I am trying to combine several for loops into a single loop or function. Each loop is evaluating if an individual is present at a site that is protected, and based on that is assigning a number (numbers represent sites) at each time step. After that, the results for each time step are stored in a matrix and later used in other analysis. The problem that I am having is that I am repeating the same loop several times to evaluate the different scenarios (10%, 50%, 100% of sites protected). Since I need to store my results for each scenario I can't think of a better way to simplify this into a single loop or function. Any ideas or suggestions will be appreciated. This is a very small and simplify idea of the problem. I would like to keep the structure of the loop since my original loop is using several if statements. The only thing that is changing is the proportion of sites that are protected.
N<-10 # number of sites
sites<-factor(seq(from=1,to=N))
sites10<-as.factor(sample(sites,N*1))
sites5<-as.factor(sample(sites,N*0.5))
sites1<-as.factor(sample(sites,N*0.1))
steps<-10
P.stay<-0.9
# storing results
result<-matrix(0,nrow=steps)
time.step<-seq(1,steps)
time.step<-data.frame(time.step)
time.step$event<-0
j<-numeric(steps)
j[1]<-sample(1:N,1)
time.step$event[1]<-j[1]
for(i in 1:(steps-1)){
if(j[i] %in% sites1){
if(rbinom(1,1,P.stay)==1){time.step$event[i+1]<-j[i+1]<-j[i]} else
time.step$event[i+1]<-0
}
time.step$event[i+1]<-j[i+1]<-sample(1:N,1)
}
results.sites1<-as.factor(result)
###
result<-matrix(0,nrow=steps)
time.step<-seq(1,steps)
time.step<-data.frame(time.step)
time.step$event<-0
j<-numeric(steps)
j[1]<-sample(1:N,1)
time.step$event[1]<-j[1]
for(i in 1:(steps-1)){
if(j[i] %in% sites5){
if(rbinom(1,1,P.stay)==1){time.step$event[i+1]<-j[i+1]<-j[i]} else
time.step$event[i+1]<-0
}
time.step$event[i+1]<-j[i+1]<-sample(1:N,1)
}
results.sites5<-as.factor(result)
###
result<-matrix(0,nrow=steps)
time.step<-seq(1,steps)
time.step<-data.frame(time.step)
time.step$event<-0
j<-numeric(steps)
j[1]<-sample(1:N,1)
time.step$event[1]<-j[1]
for(i in 1:(steps-1)){
if(j[i] %in% sites10){
if(rbinom(1,1,P.stay)==1){time.step$event[i+1]<-j[i+1]<-j[i]} else
time.step$event[i+1]<-0
}
time.step$event[i+1]<-j[i+1]<-sample(1:N,1)
}
results.sites10<-as.factor(result)
#
results.sites1
results.sites5
results.sites10
Instead of doing this:
sites10<-as.factor(sample(sites,N*1))
sites5<-as.factor(sample(sites,N*0.5))
sites1<-as.factor(sample(sites,N*0.1))
and running distinct loops for each of the three variables, you can make a general loop and put it in a function, then use one of the -apply functions to call it with specific parameters. For example:
N<-10 # number of sites
sites<-factor(seq(from=1,to=N))
steps<-10
P.stay<-0.9
simulate.n.sites <- function(n) {
n.sites <- sample(sites, n)
result<-matrix(0,nrow=steps)
time.step<-seq(1,steps)
time.step<-data.frame(time.step)
time.step$event<-0
j<-numeric(steps)
j[1]<-sample(1:N,1)
time.step$event[1]<-j[1]
for(i in 1:(steps-1)){
if(j[i] %in% n.sites){
...etc...
return(result)
}
results <- lapply(c(1, 5, 10), simulate.n.sites)

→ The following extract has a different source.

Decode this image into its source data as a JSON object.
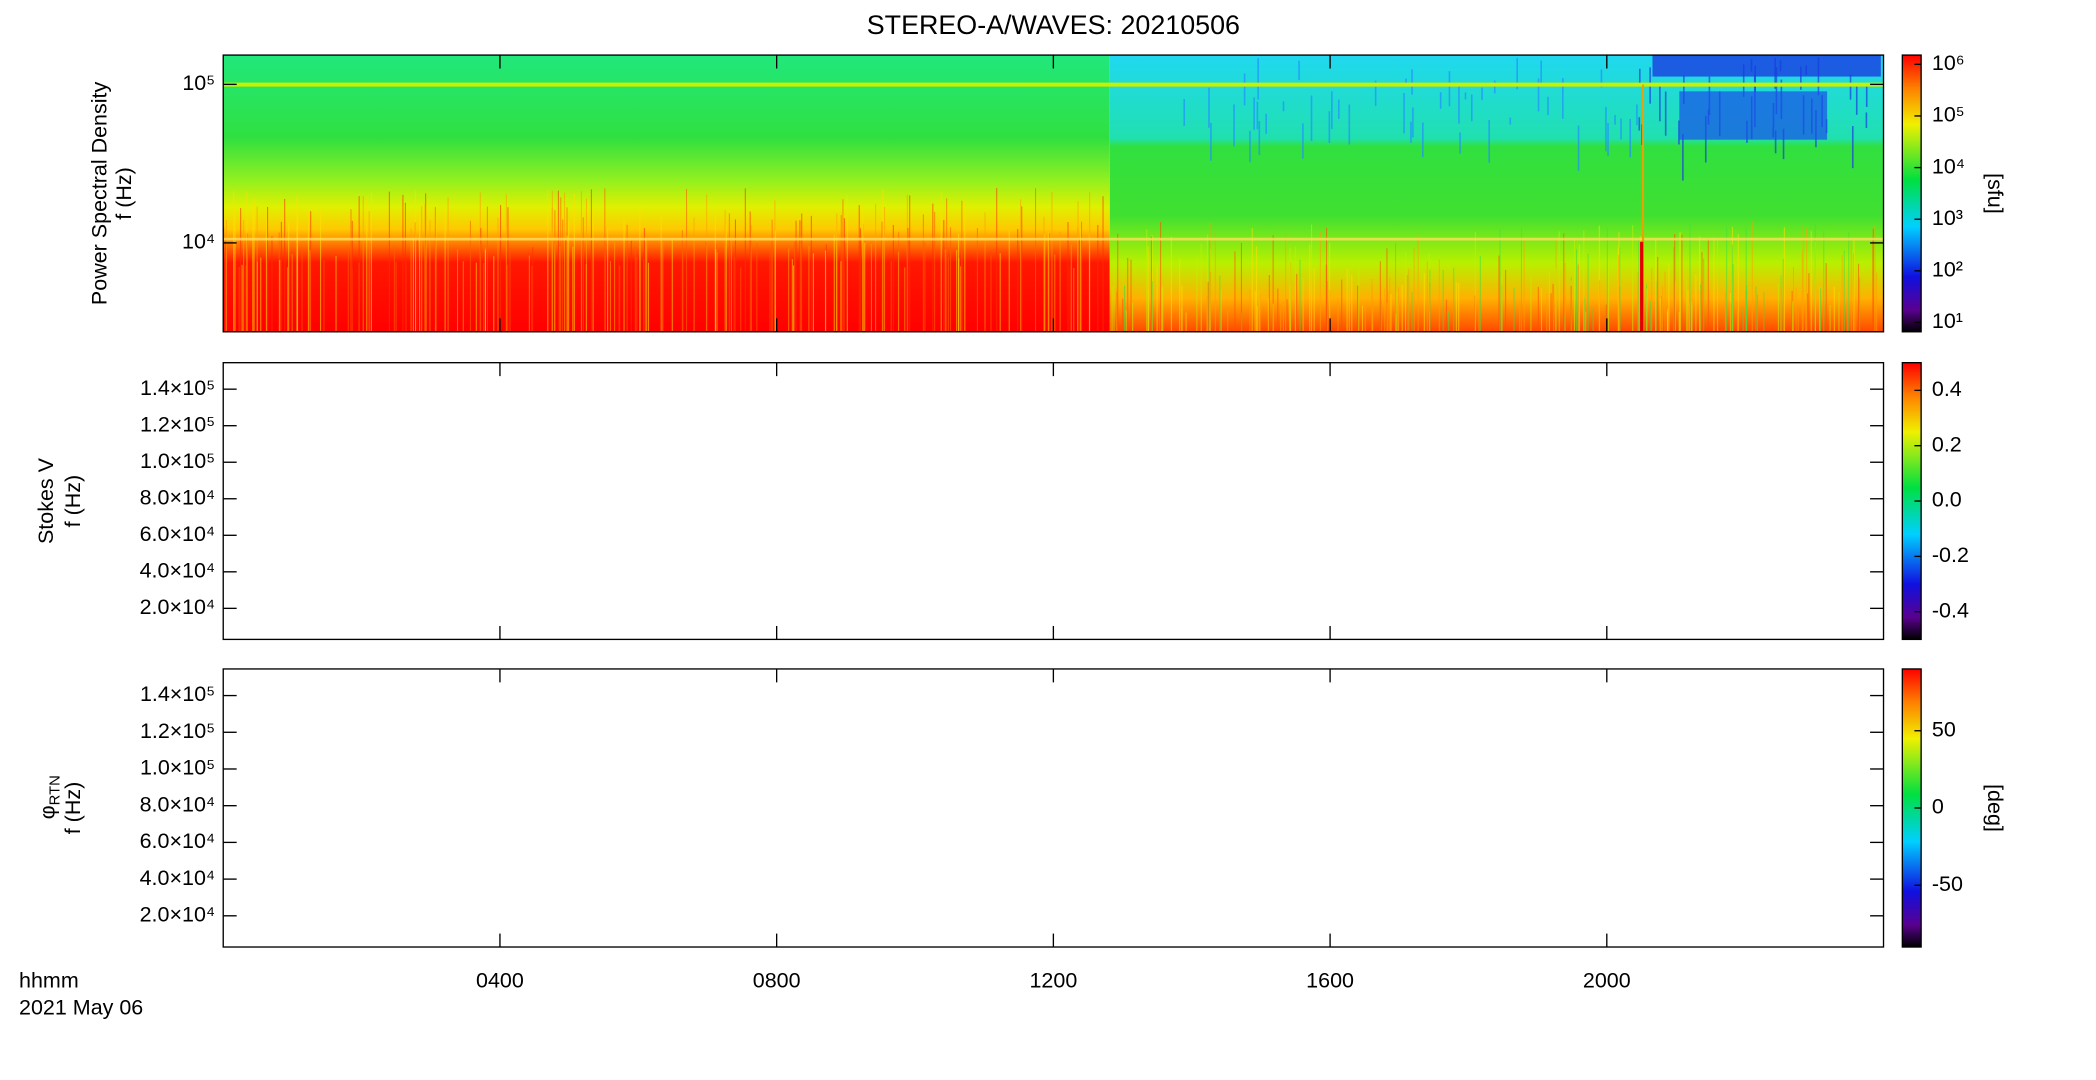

Now results will be a list, with three matrix elements.
The key is to identify places where you repeat yourself, and then refactor those areas into functions. Not only is this more concise, but it's easy to extend in the future. Want to sample for 2 site? Put a 2 in the vector you pass to lapply.
If you're unfamiliar with the -apply family of functions, definitely look into those.
I also suspect that much of the rest of your code could be simplified, but I think you've gutted it too much for me to make sense of it. For example, you define an element of time.step$event based on a condition, but then you overwrite that element. Surely this isn't what the actual code does?